🚨 THIS IS CONCERNING: THE AI LAYOFF CYCLE IS COLLIDING WITH THE CONSUMER ECONOMY
Over 1.17M U.S. job cuts were announced in the past year — the highest since the pandemic.
600,000 came in just the first two months of 2026.
Major reductions:
• U.S. Government: 317K
• UPS: 78K
• Amazon: 30K
• Intel: 25K
• Citigroup: 20K
• Nissan: 20K
• Microsoft: 15K
• Verizon: 13K
• Accenture: 11K
• Salesforce: 4K
• Block: 4K
A growing share is explicitly tied to AI: smaller teams, same output.
Here’s the macro risk:
The U.S. economy runs on high-income consumption. Replacing $150K–$200K jobs with software boosts margins — but shrinks the income base that buys homes, cars, travel, SaaS, fintech, and credit products.
Second-order effect:
The same companies cutting workers sell to those workers.

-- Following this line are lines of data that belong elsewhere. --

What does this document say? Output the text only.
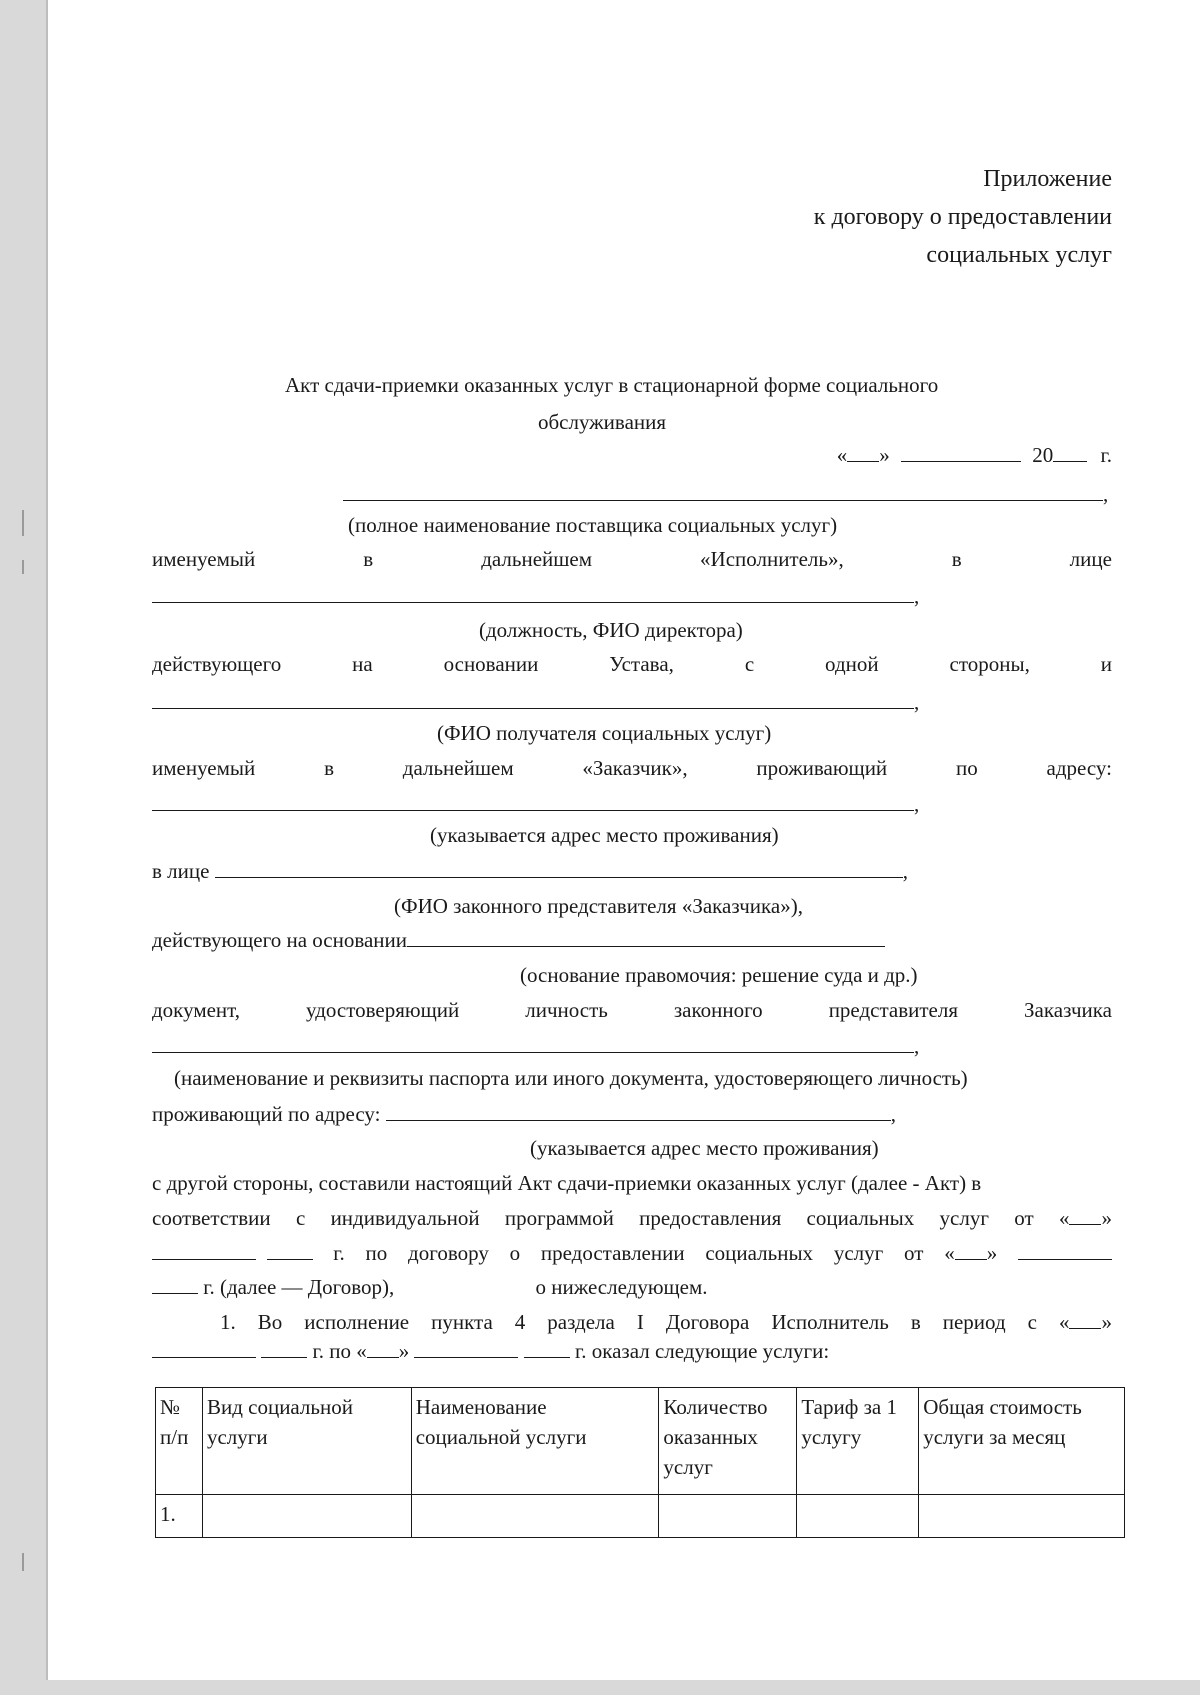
Приложение
к договору о предоставлении
социальных услуг
Акт сдачи-приемки оказанных услуг в стационарной форме социального
обслуживания
« »	20 г.
,
(полное наименование поставщика социальных услуг)
именуемый	в	дальнейшем	«Исполнитель»,	в	лице
,
(должность, ФИО директора)
действующего	на	основании	Устава,	с	одной	стороны,	и
,
(ФИО получателя социальных услуг)
именуемый	в	дальнейшем	«Заказчик»,	проживающий	по	адресу:
,
(указывается адрес место проживания)
в лице	,
(ФИО законного представителя «Заказчика»),
действующего на основании
(основание правомочия: решение суда и др.)
документ,	удостоверяющий	личность	законного	представителя	Заказчика
,
(наименование и реквизиты паспорта или иного документа, удостоверяющего личность)
проживающий по адресу:	,
(указывается адрес место проживания)
с другой стороны, составили настоящий Акт сдачи-приемки оказанных услуг (далее - Акт) в
соответствии с индивидуальной программой предоставления социальных услуг от « »

г. по договору о предоставлении социальных услуг от « »
г. (далее — Договор),	о нижеследующем.
1. Во исполнение пункта 4 раздела I Договора Исполнитель в период с « »
г. по « »	г. оказал следующие услуги:
№ п/п	Вид социальной услуги	Наименование социальной услуги	Количество оказанных услуг	Тариф за 1 услугу	Общая стоимость услуги за месяц
1.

Short-term profits rise → long-term demand weakens.
You can get:
Higher productivity
Stronger earnings
But falling broad participation
That’s how you build a ghost economy — output grows while the customer base underneath erodes.
The key variable now: whether the labor market can absorb the transition before demand starts cracking.